Arco Iris – Colores

Destellos cotidianos

Lunes 21 de noviembre de 2011                                                                   Prof. María Gloria Ladislao

EL ARCO IRIS

Tormenta previa

El arco iris es un fenómeno óptico y meteorológico, que se produce cuando los rayos del sol atraviesan pequeñas gotas de agua. Entonces, la luz se descompone en siete colores: rojo, naranja, amarillo, verde, azul, añil y violeta. Es decir, los tres colores primarios, los tres secundarios y el añil. El rojo se ubica en la parte exterior y el violeta en la interior.

En las culturas americanas aparece en la bandera cuadriforme llamada “wiphala”.

En antiguas mitologías de la Medialuna fértil el arco iris representaba los instrumentos de guerra usados por los dioses en las batallas. El arco iris quedaba “colgado” en el cielo como símbolo de victoria. En la mitología Babilónica, Marduk colgaba el arco iris en el cielo después de haber vencido a Tiamat, la diosa de las aguas profundas. Algo de esta simbología aparece en la Biblia. La palabra hebrea “keshet” significa al mismo tiempo “arco de guerra” y “arcoiris”, pero como siempre, la Biblia ha asimilado ese material para darle un sentido más profundo. En el texto de Génesis, el arcoiris es un signo de la soberanía de Dios sobre el orden natural y también una señal permanente de su promesa. Es como si el arcoiris fuera un “ayuda memoria”: para Dios mismo, para recordarle su promesa, y para el hombre, para que recuerde la gracia de su Creador. (G. Plaut, The Tora, a modern commentary). Por otro lado, el arcoiris colgado del cielo no “apunta” hacia la tierra y sus habitantes.

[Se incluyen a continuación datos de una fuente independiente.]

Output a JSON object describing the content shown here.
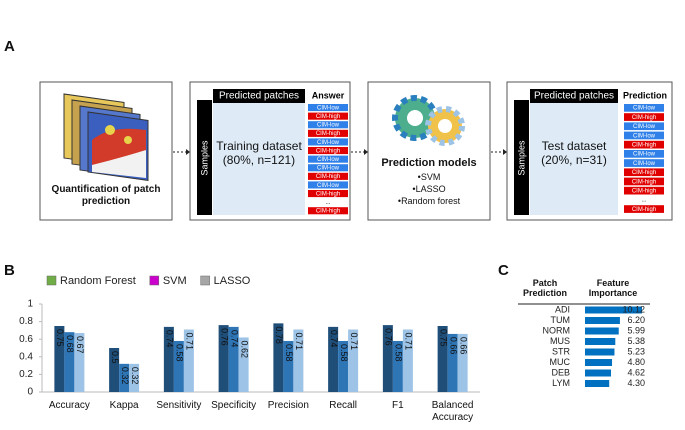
{
  "panel_labels": [
    "A",
    "B",
    "C"
  ],
  "panel_a": {
    "quantification": "Quantification of patch prediction",
    "training": {
      "samples": "Samples",
      "header": "Predicted patches",
      "answer_header": "Answer",
      "dataset": "Training dataset (80%, n=121)",
      "answers": [
        {
          "label": "CIM-low",
          "color": "#2f80e8"
        },
        {
          "label": "CIM-high",
          "color": "#e00000"
        },
        {
          "label": "CIM-low",
          "color": "#2f80e8"
        },
        {
          "label": "CIM-high",
          "color": "#e00000"
        },
        {
          "label": "CIM-low",
          "color": "#2f80e8"
        },
        {
          "label": "CIM-high",
          "color": "#e00000"
        },
        {
          "label": "CIM-low",
          "color": "#2f80e8"
        },
        {
          "label": "CIM-low",
          "color": "#2f80e8"
        },
        {
          "label": "CIM-high",
          "color": "#e00000"
        },
        {
          "label": "CIM-low",
          "color": "#2f80e8"
        },
        {
          "label": "CIM-high",
          "color": "#e00000"
        },
        {
          "label": "..."
        },
        {
          "label": "CIM-high",
          "color": "#e00000"
        }
      ]
    },
    "models": {
      "title": "Prediction models",
      "items": [
        "SVM",
        "LASSO",
        "Random forest"
      ]
    },
    "test": {
      "samples": "Samples",
      "header": "Predicted patches",
      "prediction_header": "Prediction",
      "dataset": "Test dataset (20%, n=31)",
      "predictions": [
        {
          "label": "CIM-low",
          "color": "#2f80e8"
        },
        {
          "label": "CIM-high",
          "color": "#e00000"
        },
        {
          "label": "CIM-low",
          "color": "#2f80e8"
        },
        {
          "label": "CIM-low",
          "color": "#2f80e8"
        },
        {
          "label": "CIM-high",
          "color": "#e00000"
        },
        {
          "label": "CIM-low",
          "color": "#2f80e8"
        },
        {
          "label": "CIM-low",
          "color": "#2f80e8"
        },
        {
          "label": "CIM-high",
          "color": "#e00000"
        },
        {
          "label": "CIM-high",
          "color": "#e00000"
        },
        {
          "label": "CIM-high",
          "color": "#e00000"
        },
        {
          "label": "..."
        },
        {
          "label": "CIM-high",
          "color": "#e00000"
        }
      ]
    }
  },
  "chart_data": [
    {
      "type": "bar",
      "categories": [
        "Accuracy",
        "Kappa",
        "Sensitivity",
        "Specificity",
        "Precision",
        "Recall",
        "F1",
        "Balanced Accuracy"
      ],
      "series": [
        {
          "name": "Random Forest",
          "color": "#1f4e79",
          "legend_color": "#70ad47",
          "values": [
            0.75,
            0.5,
            0.74,
            0.76,
            0.78,
            0.74,
            0.76,
            0.75
          ]
        },
        {
          "name": "SVM",
          "color": "#2e75b6",
          "legend_color": "#cc00cc",
          "values": [
            0.68,
            0.32,
            0.58,
            0.74,
            0.58,
            0.58,
            0.58,
            0.66
          ]
        },
        {
          "name": "LASSO",
          "color": "#9dc3e6",
          "legend_color": "#a6a6a6",
          "values": [
            0.67,
            0.32,
            0.71,
            0.62,
            0.71,
            0.71,
            0.71,
            0.66
          ]
        }
      ],
      "ylim": [
        0,
        1
      ],
      "yticks": [
        0,
        0.2,
        0.4,
        0.6,
        0.8,
        1
      ],
      "grid": false,
      "legend": "top-left"
    },
    {
      "type": "hbar",
      "headers": [
        "Patch Prediction",
        "Feature Importance"
      ],
      "categories": [
        "ADI",
        "TUM",
        "NORM",
        "MUS",
        "STR",
        "MUC",
        "DEB",
        "LYM"
      ],
      "values": [
        10.12,
        6.2,
        5.99,
        5.38,
        5.23,
        4.8,
        4.62,
        4.3
      ],
      "value_labels": [
        "10.12",
        "6.20",
        "5.99",
        "5.38",
        "5.23",
        "4.80",
        "4.62",
        "4.30"
      ],
      "color": "#0070c0"
    }
  ]
}
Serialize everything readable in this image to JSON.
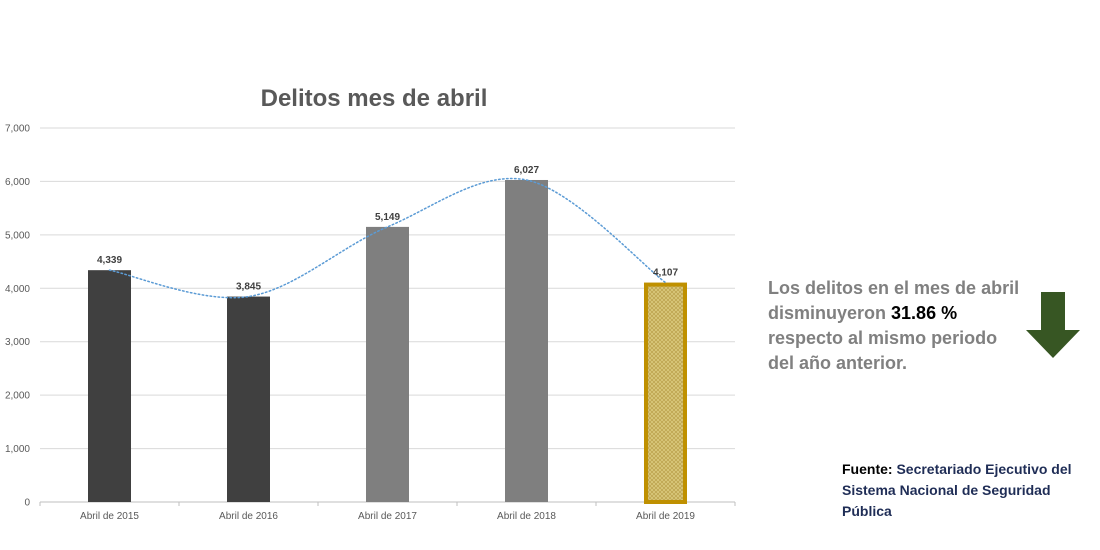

8 Y Dios siguió diciendo a Noé y a sus hijos:

9 “Además, yo establezco mi alianza con ustedes, con sus descendientes, 10 y con todos los seres vivientes que están con ustedes: con los pájaros, el ganado y las fieras salvajes; con todos los animales que salieron del arca, en una palabra, con todos los seres vivientes que hay en la tierra. 11 Yo estableceré mi alianza con ustedes: los mortales ya no volverán a ser exterminados por las aguas del Diluvio, ni habrá otro Diluvio para devastar la tierra”.

12 Dios añadió:

“Este será el signo de la alianza que establezco con ustedes, y con todos los seres vivientes que los acompañan, para todos los tiempos futuros: 13 yo pongo mi arco en las nubes, como un signo de mi alianza con la tierra. 14 Cuando cubra de nubes la tierra y aparezca mi arco entre ellas, 15 me acordaré de mi alianza con ustedes y con todos los seres vivientes, y no volverán a precipitarse las aguas del Diluvio para destruir a los mortales. 16 Al aparecer mi arco en las nubes, yo lo veré y me acordaré de mi alianza eterna con todos los seres vivientes que hay sobre la tierra. 17 Este, dijo Dios a Noé, es el signo de la alianza que establecí con todos los mortales”. (Gén 9,8-17)

El diluvio es como una nueva creación, renacida de las aguas (cf. Génesis 1,1-3). El arco iris es símbolo de la ALIANZA entre Dios y la humanidad; incluye a todos los seres vivos. El autor sacerdotal, a quien pertenece este texto, desarrollará a lo largo de su obra el modo en que se concreta esta Alianza. En Génesis 17 aparece la Alianza con Abraham, con un signo visible: la circuncisión. Y en el Monte Sinaí, la Alianza que, por medio de Moisés, Dios realiza con todo el pueblo, tiene como claúsulas los diez mandamientos Ex 19-20).

Jesús retoma y renueva el concepto de Alianza, al hablar de la Nueva Alianza que se sella con su sangre:

19 Luego tomó el pan, dio gracias, lo partió y lo dio a sus discípulos, diciendo: «Esto es mi Cuerpo, que se entrega por ustedes. Hagan esto en memoria mía». 20 Después de la cena hizo lo mismo con la copa, diciendo: «Esta copa es la Nueva Alianza sellada con mi Sangre, que se derrama por ustedes. (Lc 22,19-20)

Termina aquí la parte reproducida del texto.